President Donald Trump signed an executive order on Thursday that calls for a wide-ranging review of the federal government's cybersecurity protocols and directs executive branch agencies to upgrade their IT infrastructure.
The order does not differ significantly from the cybersecurity policies of the Obama administration, according to Politico, but it does acknowledge that the government's IT infrastructure leaves much to be desired. It specifically mentions the threats posed by botnets and requires the Departments of State, Treasury, Homeland Security, and others to submit a cybersecurity status report within 90 days.
"The executive branch has for too long accepted antiquated and difficult–to-defend IT," Trump's order reads. "Known vulnerabilities include using operating systems or hardware beyond the vendor's support lifecycle, declining to implement a vendor's security patch, or failing to execute security-specific configuration guidance."
Because of this antiquated and vulnerable infrastructure, an estimated 80 percent of the $80 billion federal IT budget goes toward maintaining existing systems, according to Politico.

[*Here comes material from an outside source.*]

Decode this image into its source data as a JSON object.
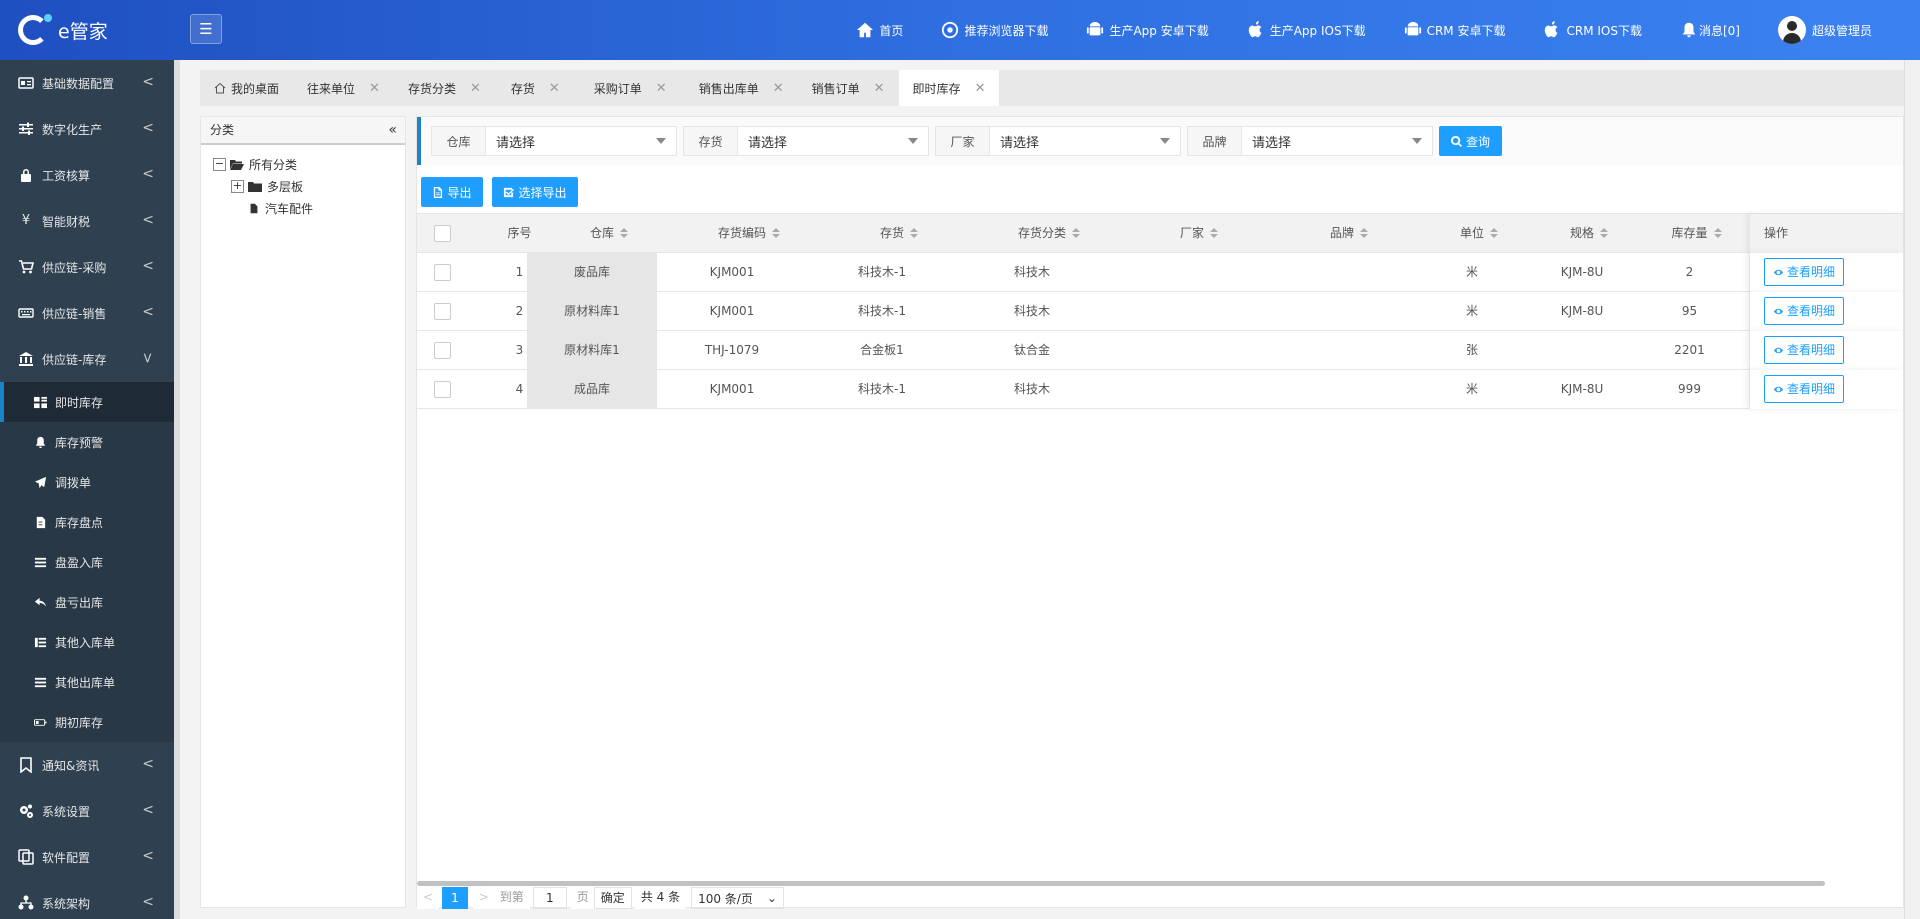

It's unclear how much modernization would cost, but the order does direct executive branch agencies to seek shared IT services like cloud-based email, which would likely increase security and lower server maintenance costs.
Obama's last federal budget, announced in February 2016, sought $3.1 billion for technology modernization at various federal agencies.
In addition to boosting the government's own IT security, the Trump administration also wants to help private companies combat against cyberthreats. Much like Obama, who appointed a "cybersecurity czar" shortly after taking office, Trump announced in January that former New York City mayor Rudy Giuliani would liaise between the government and the private sector on cybersecurity matters.